I cancelled my Duolingo Family subscription about a month ago. The renewal email sat in my inbox for two weeks before I clicked kill. What I am doing today is the harder step: deleting the app so I stop falling back to the free tier. Not because I hated the app. Because I was paying for a habit, not a language, and a habit is what I am trying to drop.
I learned English the old way and it worked. Since grade 5 I have watched movies with English audio and English subtitles. I never switched them to Bahasa Indonesia, even when I missed half of what was being said. Years of that, plus talking to people online, plus reading things I actually cared about, is why I can write this post in English. No app drilled me into fluency. A decade of paying attention to real English did. So I know what language learning that actually sticks looks like, and Duolingo is not it.
The streak taught me consistency, not a language
I used Duolingo for English, Chinese, Japanese, and the Chess course they launched. Before I started I had read plenty about how Duolingo “doesn’t really teach you a language.” I told myself I would use it differently. I would do the lessons, write my own sentences, watch shows in the target language, run Anki on the side.
Here is what I actually did. Open the app. Five-minute lesson. Close the app. Tomorrow, repeat to keep the streak green. After a year I could not hold a basic conversation in any of the three languages I “studied.” I could pass the placement test back to where I started. That is the version of progress that feels productive and is not.
The streak loop is brilliant engineering. It is not a language curriculum. The dopamine hit of the green flame, the panicked notification from Duo the owl when you skip a day, those will keep you opening the app for years. It kept me opening it for a year. I cannot recall a single sentence from any of the courses without looking.
If you want a daily habit, Duolingo is the best app on the market. If you want to speak a language, a $15 textbook and a language partner on Tandem will beat it. So will just watching 200 hours of TV in the language with the original audio.
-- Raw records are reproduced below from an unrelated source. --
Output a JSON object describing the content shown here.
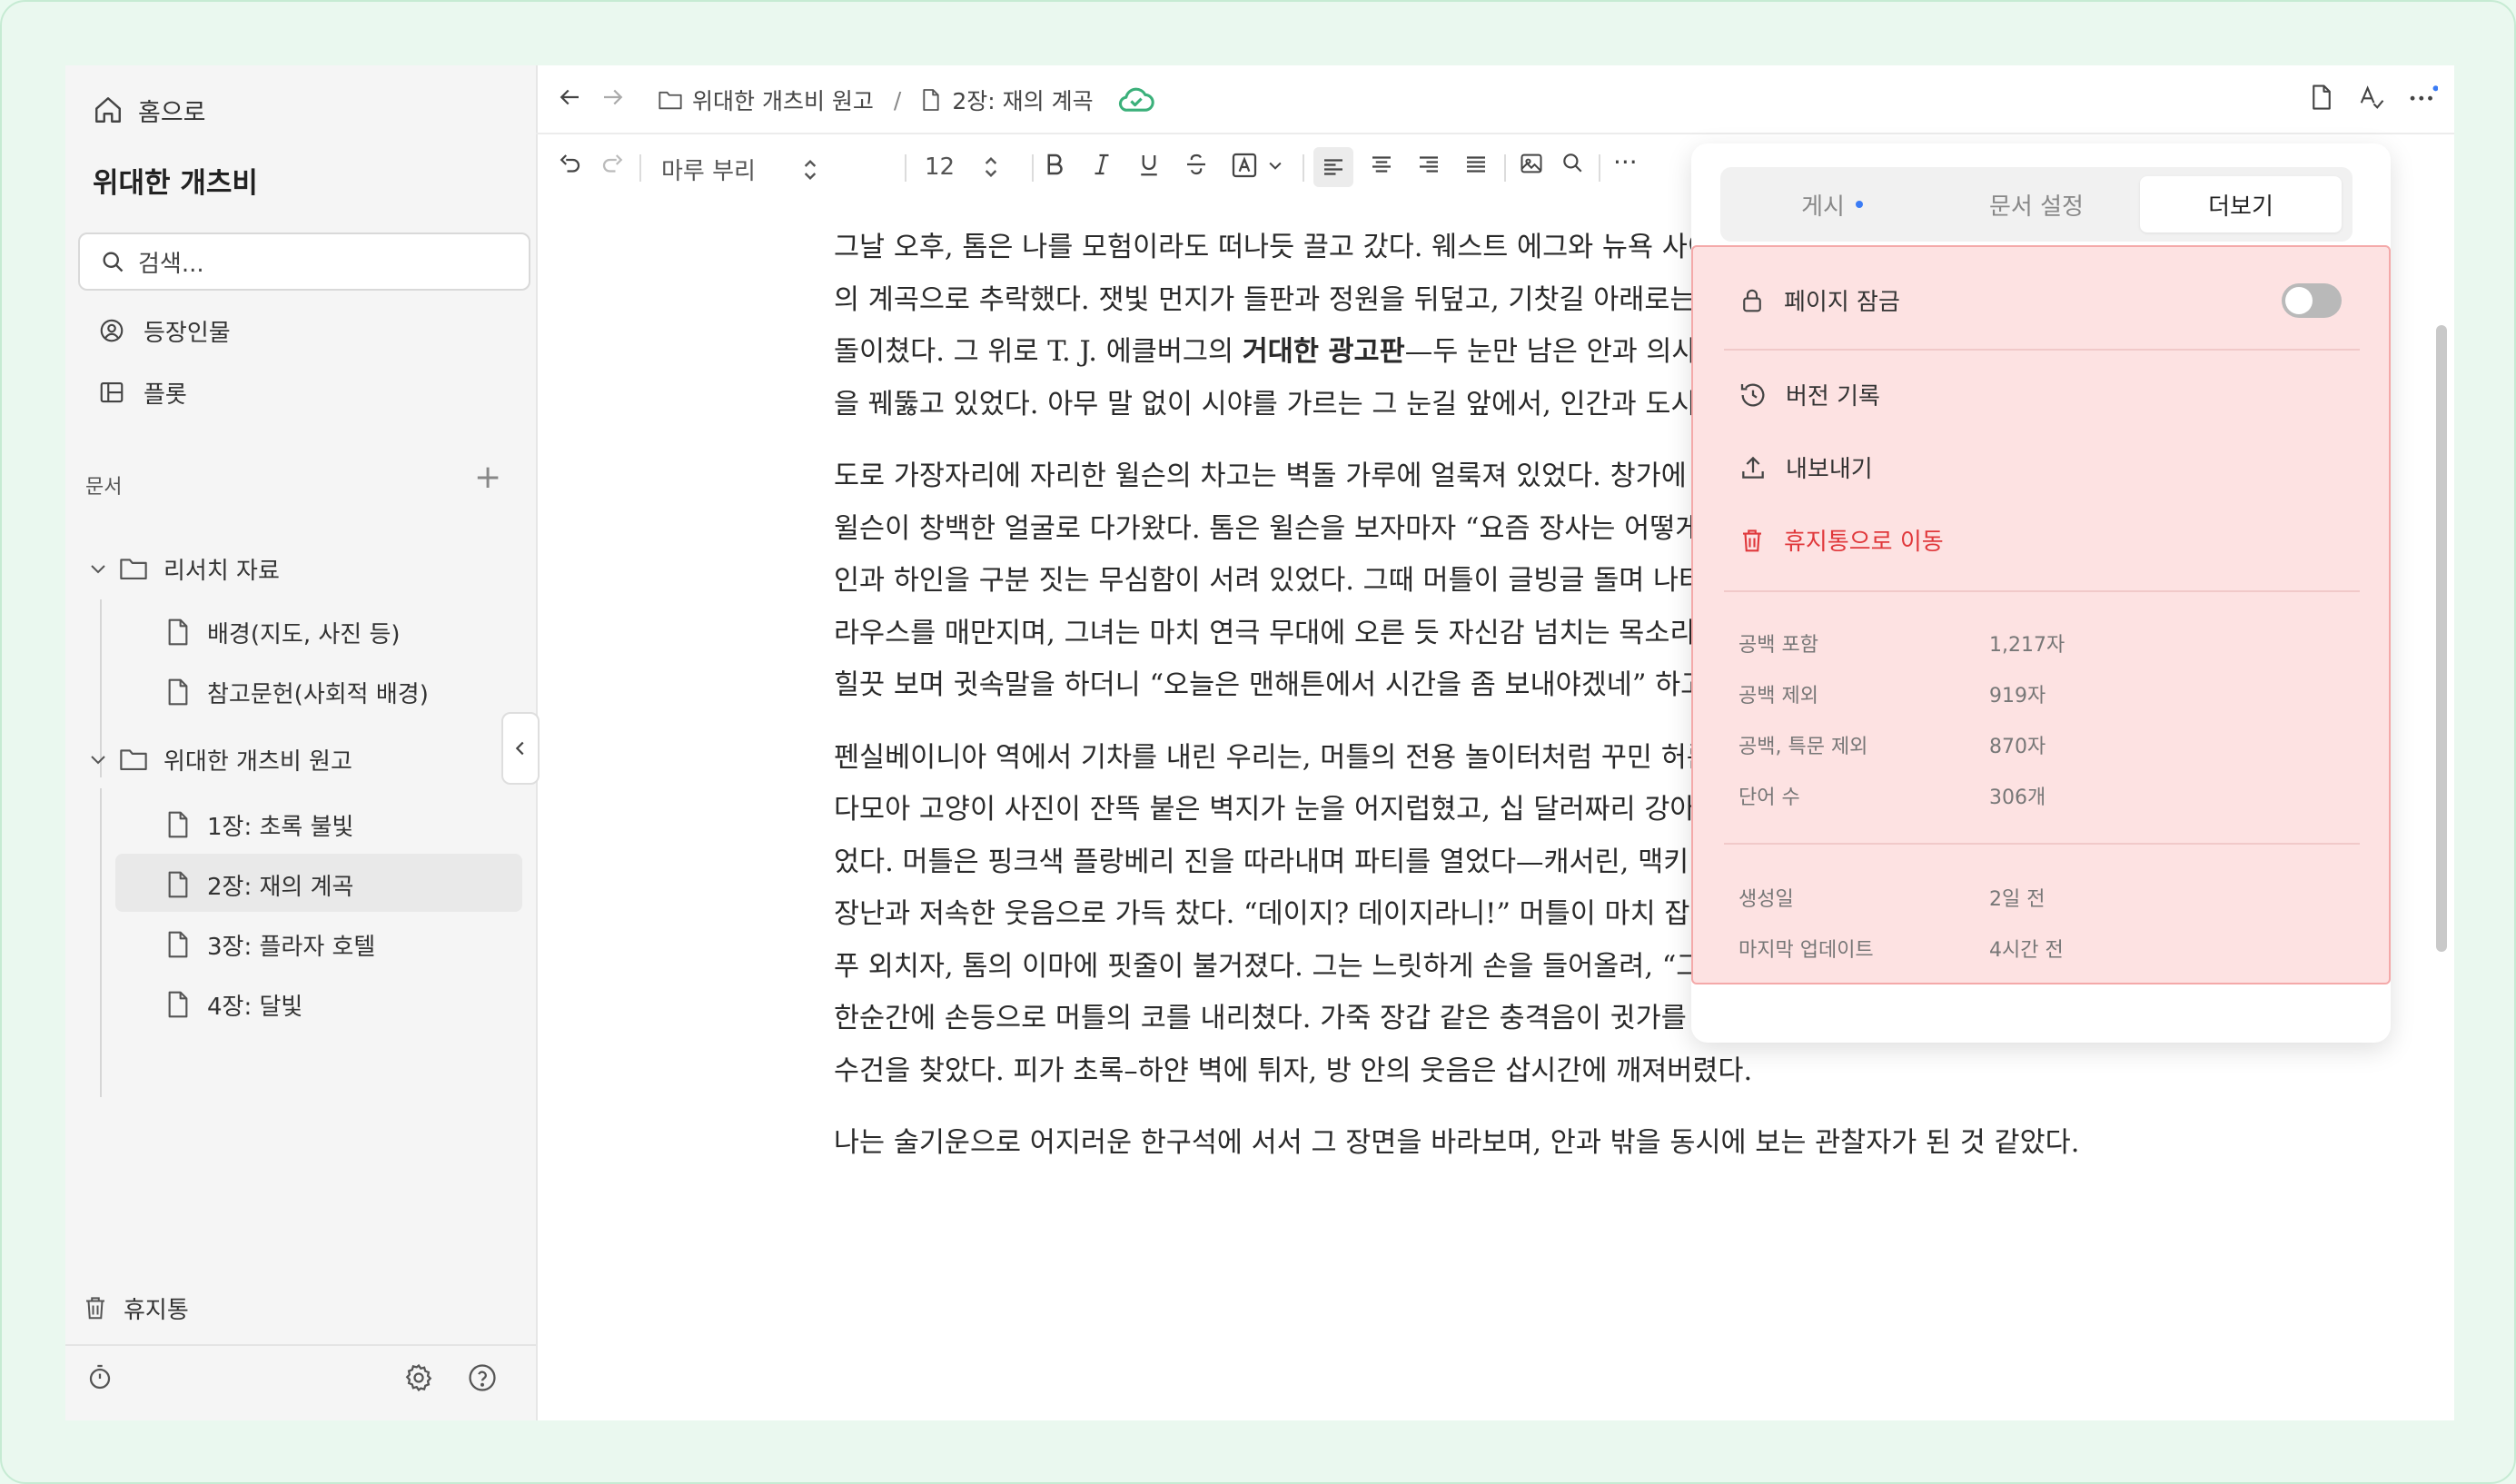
{
  "sidebar": {
    "home_label": "홈으로",
    "workspace_title": "위대한 개츠비",
    "search_placeholder": "검색...",
    "nav": [
      {
        "label": "등장인물",
        "icon": "person-circle-icon"
      },
      {
        "label": "플롯",
        "icon": "layout-icon"
      }
    ],
    "docs_section_label": "문서",
    "add_label": "+",
    "folders": [
      {
        "label": "리서치 자료",
        "items": [
          "배경(지도, 사진 등)",
          "참고문헌(사회적 배경)"
        ]
      },
      {
        "label": "위대한 개츠비 원고",
        "items": [
          "1장: 초록 불빛",
          "2장: 재의 계곡",
          "3장: 플라자 호텔",
          "4장: 달빛"
        ]
      }
    ],
    "selected_item": "2장: 재의 계곡",
    "trash_label": "휴지통"
  },
  "header": {
    "breadcrumb_folder": "위대한 개츠비 원고",
    "breadcrumb_sep": "/",
    "breadcrumb_doc": "2장: 재의 계곡"
  },
  "toolbar": {
    "font_name": "마루 부리",
    "font_size": "12",
    "more": "···"
  },
  "document": {
    "paragraphs": [
      {
        "before": "그날 오후, 톰은 나를 모험이라도 떠나듯 끌고 갔다. 웨스트 에그와 뉴욕 사이, 언덕을 돌아섰을 때, 풍경은 돌연 재의 계곡으로 추락했다. 잿빛 먼지가 들판과 정원을 뒤덮고, 기찻길 아래로는 폐석탄 가루가 흘러내려 조용히 소용돌이쳤다. 그 위로 T. J. 에클버그의 ",
        "bold": "거대한 광고판",
        "after": "—두 눈만 남은 안과 의사의 안경 테 안에서 거대한 두 눈이 하늘을 꿰뚫고 있었다. 아무 말 없이 시야를 가르는 그 눈길 앞에서, 인간과 도시는 모두 작아 보였다."
      },
      {
        "text": "도로 가장자리에 자리한 윌슨의 차고는 벽돌 가루에 얼룩져 있었다. 창가에 서 있던 그림자뿐, 안쪽으로 더스 베어 윌슨이 창백한 얼굴로 다가왔다. 톰은 윌슨을 보자마자 “요즘 장사는 어떻게 돼 비됐나?”라고 물었다. 목소리엔 주인과 하인을 구분 짓는 무심함이 서려 있었다. 그때 머틀이 글빙글 돌며 나타났다. 살집 있는 몸에 저렴한 실크 블라우스를 매만지며, 그녀는 마치 연극 무대에 오른 듯 자신감 넘치는 목소리로 뉴욕 이야기를 꺼냈다. 톰은 그녀를 힐끗 보며 귓속말을 하더니 “오늘은 맨해튼에서 시간을 좀 보내야겠네” 하고 선언했다."
      },
      {
        "text": "펜실베이니아 역에서 기차를 내린 우리는, 머틀의 전용 놀이터처럼 꾸민 허름한 아파트로 올라갔다. 좁은 거실엔 다모아 고양이 사진이 잔뜩 붙은 벽지가 눈을 어지럽혔고, 십 달러짜리 강아지가 낑낑대며 새 신발을 물어뜯고 있었다. 머틀은 핑크색 플랑베리 진을 따라내며 파티를 열었다—캐서린, 맥키 부부가 합류하고, 방 안은 싱그러운 말장난과 저속한 웃음으로 가득 찼다. “데이지? 데이지라니!” 머틀이 마치 잡지 제목이라도 되는 듯 그 이름을 연거푸 외치자, 톰의 이마에 핏줄이 불거졌다. 그는 느릿하게 손을 들어올려, “그 이름 입에 올리지 마.” 그렇게 말하곤 한순간에 손등으로 머틀의 코를 내리쳤다. 가죽 장갑 같은 충격음이 귓가를 울렸고, 머틀은 비명을 지르며 붉은 손수건을 찾았다. 피가 초록–하얀 벽에 튀자, 방 안의 웃음은 삽시간에 깨져버렸다."
      },
      {
        "text": "나는 술기운으로 어지러운 한구석에 서서 그 장면을 바라보며, 안과 밖을 동시에 보는 관찰자가 된 것 같았다."
      }
    ]
  },
  "popover": {
    "tabs": [
      {
        "label": "게시",
        "has_dot": true
      },
      {
        "label": "문서 설정",
        "has_dot": false
      },
      {
        "label": "더보기",
        "has_dot": false
      }
    ],
    "active_tab": "더보기",
    "page_lock_label": "페이지 잠금",
    "page_lock_on": false,
    "version_history_label": "버전 기록",
    "export_label": "내보내기",
    "trash_label": "휴지통으로 이동",
    "stats": [
      {
        "label": "공백 포함",
        "value": "1,217자"
      },
      {
        "label": "공백 제외",
        "value": "919자"
      },
      {
        "label": "공백, 특문 제외",
        "value": "870자"
      },
      {
        "label": "단어 수",
        "value": "306개"
      }
    ],
    "meta": [
      {
        "label": "생성일",
        "value": "2일 전"
      },
      {
        "label": "마지막 업데이트",
        "value": "4시간 전"
      }
    ]
  },
  "colors": {
    "accent_green": "#3bb07a",
    "danger_red": "#e0383b",
    "panel_highlight": "#fde2e2",
    "dot_blue": "#3b7cf5"
  }
}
The Family plan was for my niece
I bought Family so I could share it with my niece. She tried it for a few months before giving up, which is more grace than most kids give a learning app. I kept paying because I told myself she would come back. She did not. The Family plan is a fine deal on paper, but it only pays off if more than one person is actually using it. I was the only one, and I was barely using it for its intended purpose anyway.
I cancelled the subscription a month ago. What is left now is uninstalling the app so I stop defaulting to it in dead time. The free tier does the same five-minute lessons, and I have already proven I will do exactly those five minutes whether I am paying or not. Hearts, the AI conversation features, the Family sharing. None of it changed what I did inside the app, so the money was buying me nothing.
The content I do not want in a learning app
Two of the things that pushed me over the edge are not about the product.
The first is the steady injection of LGBT-themed characters, stories, and lessons. Duolingo has been open about this. They have blog posts celebrating the queer characters they added to the Stories section, plus Pride Month promotions every June. In 2024 they deleted all of that from the Russian version after the regulator there classified it as LGBT propaganda. That tells you exactly what kind of content it is. Duolingo will keep it everywhere they legally can.
This matters to me specifically because the Family plan is shared with my niece. A 12-year-old should not be the audience Duolingo is targeting with its queer representation in vocabulary drills. I do not care what adults do in their personal lives. I do not want it served up to a kid who is just trying to learn how to order food in German, and I do not want to filter my own reading material either. When I am paying for a language app, I do not need a story about two men getting married to learn the word for “cake.” I am not homophobic. I am an uncle who wanted a learning app to be a learning app.
The second is the CEO. Luis von Ahn, the founder, is a Guatemalan-born billionaire with a public persona built around inclusion and morality. He has publicly supported Israel through the genocide in Gaza and donated to pro-Israel organizations, including posts on his own X account and reporting from outlets like MintPress News. For a CEO who likes to lecture the public about morality, picking the side that is bombing hospitals and starving children is a choice, and it is a dealbreaker for me.
What I am doing instead
For the languages I actually want to keep, here is the plan:
A real grammar book. Chinese Grammar Wiki for Chinese, Genki for Japanese. Boring. Works.
Anki with a custom deck built from real sentences I pull from podcasts and YouTube transcripts.
YouTube input. Easy Languages channels, plus any native content with subs on. No five-minute drills.
The Chinese class at my office. It runs in-house, costs nothing extra, and meets on a fixed schedule. Real teacher, real classmates, real accountability.
Reading real books. Paperbacks, long-form articles, anything longer than a Duolingo sentence. Most of my “studying” time was spent on five-minute drills that ended the second I closed the app. I would rather spend that hour on a chapter of something I actually want to read. The vocab sticks better when there is a story behind it.
For chess, I am dropping the Duolingo course. Lichess with the analysis board open did more for me in an afternoon than a month of Duolingo Chess.
The streak is gone. The owl can email me. I am not opening it.
If you read this as a Duolingo fan, you do not have to agree with me. The app works for some people. It did not work for me, and I am done pretending the green flame is fluency.